Will the U.S. default? Almost certainly not. Will getting the debt limit raised (or suspended again) be a terrible mess that ripples through markets and dents the economy? Probably. Why should this time be any different?
The coming debt limit fight could be even worse than usual given other deadlines and political forces in play. The debt limit will begin to pinch just as Congress needs to pass a new spending bill to keep the government open past the Oct. 1 start of the 2016 fiscal year.
We'll get a preview of just how challenging that could be this week when House and Senate Republicans release competing budget blueprints. The documents don't mean that much—they are a starting point for coming up with spending figures for 2016. But the data are likely to display big differences between the two chambers on spending levels for defense, how to deal with the sequester cuts and when to bring the budget into balance.
Read MoreCNBC Explains: The debt ceiling
Sen. Lindsey Graham, R-S.C., declared to The New York Times that the GOP is "at war" with itself over defense spending, with fiscal hawks fighting military hawks.
All that needs to get worked out before the GOP can even begin dealing with congressional Democrats and the Obama White House on bills to raise the debt ceiling and fund the government. Democrats will demand a "clean" debt limit and government funding bills including no discretionary or entitlement spending cuts. They will be backed by nominee-in-waiting Hillary Clinton, who will not want to go into the 2016 election year with Democrats caving to GOP austerity demands.
But Republicans, especially in the House, will laugh off "clean" bills as political impossibilities. What will they demand in return for raising the debt limit? Who knows? Possibilities include approval of the Keystone XL pipeline, changes in President Barack Obama's immigration actions, big spending cuts or some combination of all of those requests.
In recent fiscal showdowns, the GOP House led by Speaker John Boehner has eventually caved and passed mostly clean bills with a heavy dose of Democratic support.
That could well happen again—and in the end it probably has to—but House Republicans will also not want to go into 2016 giving in to Obama. So they could push it to the last possible moment. Senate Republicans, meanwhile, will have an entirely different calculus. Majority Leader Mitch McConnell has said he will not allow the nation to default. He knows doing so—or even coming close—would put the GOP's majority at risk in a year when they will have many marginal seats at risk.
But that concern could run into the possibility that vulnerable GOP senators will want to avoid primary challenges from the right. To avoid those battles, they will have to show they are tough on the Obama administration and not inclined to give the president a clean debt limit increase or government funding measure.

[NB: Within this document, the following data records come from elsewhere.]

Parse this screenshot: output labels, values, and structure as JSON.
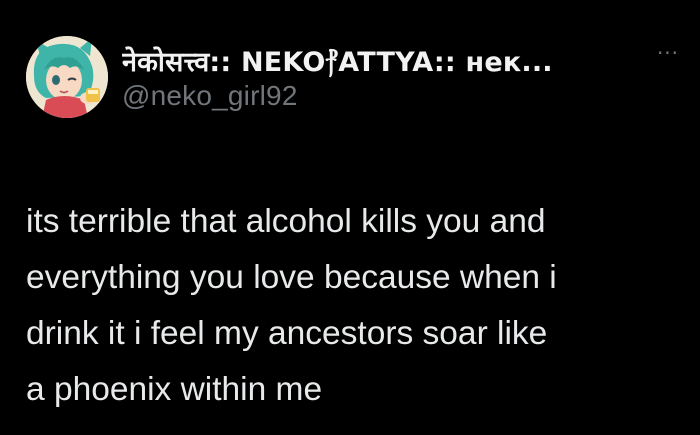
{
  "author": {
    "display_name": "नेकोसत्त्व:: NEKO⳨ATTYA:: нек...",
    "handle": "@neko_girl92",
    "avatar_icon": "anime-girl-avatar"
  },
  "header": {
    "more_icon": "more-options-icon",
    "more_glyph": "···"
  },
  "tweet": {
    "text": "its terrible that alcohol kills you and\neverything you love because when i\ndrink it i feel my ancestors soar like\na phoenix within me"
  },
  "colors": {
    "background": "#000000",
    "primary_text": "#e7e9ea",
    "secondary_text": "#71767b"
  }
}
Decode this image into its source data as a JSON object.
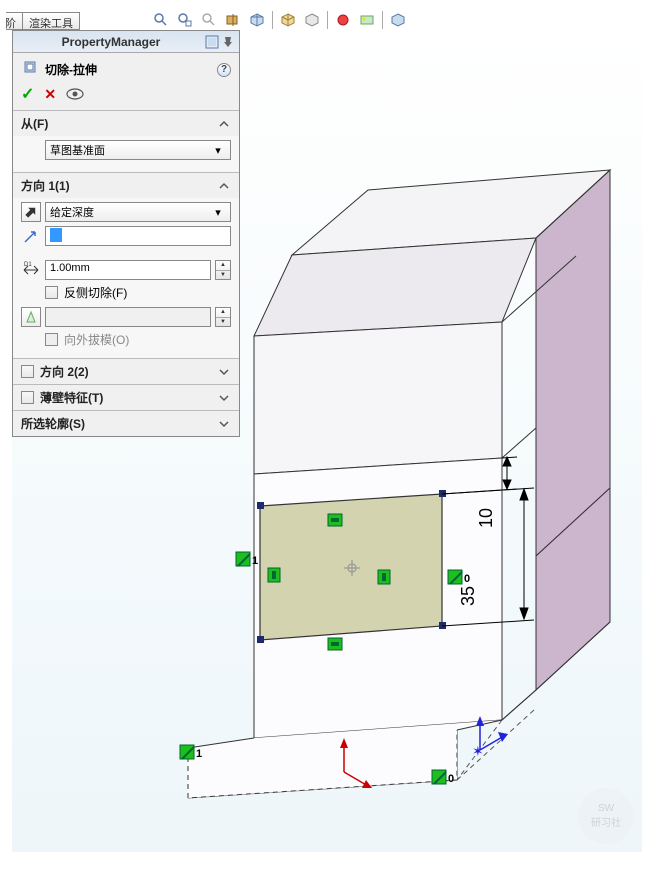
{
  "tabs": {
    "t1": "阶",
    "t2": "渲染工具"
  },
  "pm": {
    "title": "PropertyManager",
    "feature_name": "切除-拉伸",
    "from": {
      "title": "从(F)",
      "value": "草图基准面"
    },
    "dir1": {
      "title": "方向 1(1)",
      "end_condition": "给定深度",
      "depth_value": "1.00mm",
      "flip_label": "反侧切除(F)",
      "draft_label": "向外拔模(O)"
    },
    "dir2": {
      "title": "方向 2(2)"
    },
    "thin": {
      "title": "薄壁特征(T)"
    },
    "contours": {
      "title": "所选轮廓(S)"
    }
  },
  "dims": {
    "d1": "10",
    "d2": "35"
  },
  "rel": {
    "z1": "1",
    "z0": "0"
  },
  "watermark": {
    "l1": "SW",
    "l2": "研习社"
  }
}
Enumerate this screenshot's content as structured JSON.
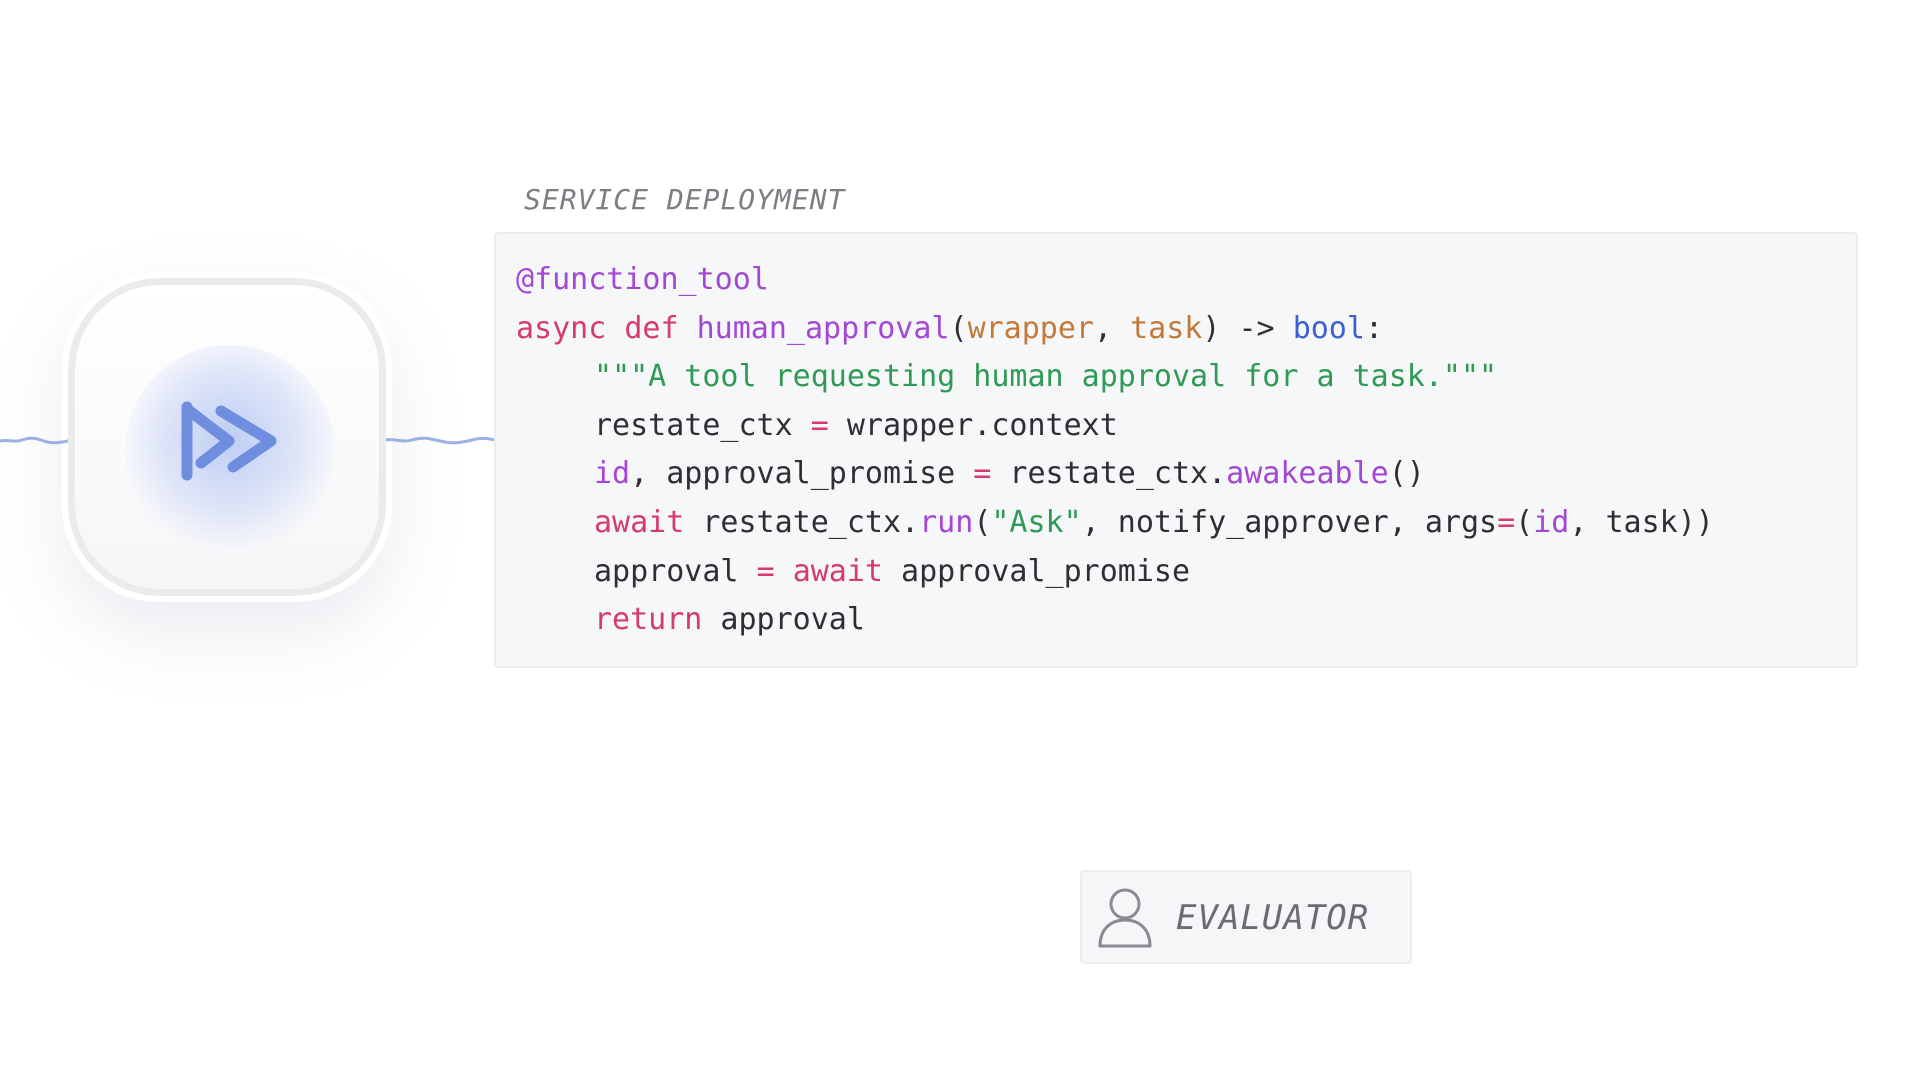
{
  "logo": {
    "icon": "double-forward-arrow-icon",
    "accent_color": "#6f8ee0"
  },
  "service_section": {
    "label": "SERVICE DEPLOYMENT"
  },
  "code": {
    "language": "python",
    "lines": [
      [
        {
          "t": "@function_tool",
          "k": "decorator"
        }
      ],
      [
        {
          "t": "async",
          "k": "keyword"
        },
        {
          "t": " ",
          "k": "plain"
        },
        {
          "t": "def",
          "k": "keyword"
        },
        {
          "t": " ",
          "k": "plain"
        },
        {
          "t": "human_approval",
          "k": "funcname"
        },
        {
          "t": "(",
          "k": "plain"
        },
        {
          "t": "wrapper",
          "k": "param"
        },
        {
          "t": ", ",
          "k": "plain"
        },
        {
          "t": "task",
          "k": "param"
        },
        {
          "t": ") -> ",
          "k": "plain"
        },
        {
          "t": "bool",
          "k": "type"
        },
        {
          "t": ":",
          "k": "plain"
        }
      ],
      [
        {
          "t": "\"\"\"A tool requesting human approval for a task.\"\"\"",
          "k": "string",
          "indent": true
        }
      ],
      [
        {
          "t": "restate_ctx ",
          "k": "plain",
          "indent": true
        },
        {
          "t": "=",
          "k": "op"
        },
        {
          "t": " wrapper.context",
          "k": "plain"
        }
      ],
      [
        {
          "t": "id",
          "k": "var",
          "indent": true
        },
        {
          "t": ", approval_promise ",
          "k": "plain"
        },
        {
          "t": "=",
          "k": "op"
        },
        {
          "t": " restate_ctx.",
          "k": "plain"
        },
        {
          "t": "awakeable",
          "k": "method"
        },
        {
          "t": "()",
          "k": "plain"
        }
      ],
      [
        {
          "t": "await",
          "k": "keyword",
          "indent": true
        },
        {
          "t": " restate_ctx.",
          "k": "plain"
        },
        {
          "t": "run",
          "k": "method"
        },
        {
          "t": "(",
          "k": "plain"
        },
        {
          "t": "\"Ask\"",
          "k": "string"
        },
        {
          "t": ", notify_approver, args",
          "k": "plain"
        },
        {
          "t": "=",
          "k": "op"
        },
        {
          "t": "(",
          "k": "plain"
        },
        {
          "t": "id",
          "k": "var"
        },
        {
          "t": ", task))",
          "k": "plain"
        }
      ],
      [
        {
          "t": "approval ",
          "k": "plain",
          "indent": true
        },
        {
          "t": "=",
          "k": "op"
        },
        {
          "t": " ",
          "k": "plain"
        },
        {
          "t": "await",
          "k": "keyword"
        },
        {
          "t": " approval_promise",
          "k": "plain"
        }
      ],
      [
        {
          "t": "return",
          "k": "keyword",
          "indent": true
        },
        {
          "t": " approval",
          "k": "plain"
        }
      ]
    ]
  },
  "evaluator": {
    "label": "EVALUATOR",
    "icon": "user-icon"
  }
}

All of these GOP political incentives will run into a president who has proposed easing the sequester spending caps by $80 billion for 2016, split evenly between defense and domestic programs. Republican defense hawks are likely to back the military spending side of this equation but not the nondefense side.
While there is an alternate scenario for the debt limit and government spending that is far less scary for markets and the economy, it seems significantly less likely. In this scenario, both parties decide a giant fiscal fight in late 2015 is just too risky and unpredictable for 2016 and find some early path to fund the government and raise the borrowing limit.
A deal under this scenario would include a reduced sequester (though not by as much as the White House wants), more defense spending (though not as much as the hawks want) and at least a couple of goodies for House Republicans (possibly Keystone). That type of arrangement is theoretically possible. But getting to it before everyone freaks out over a potential default will not be easy.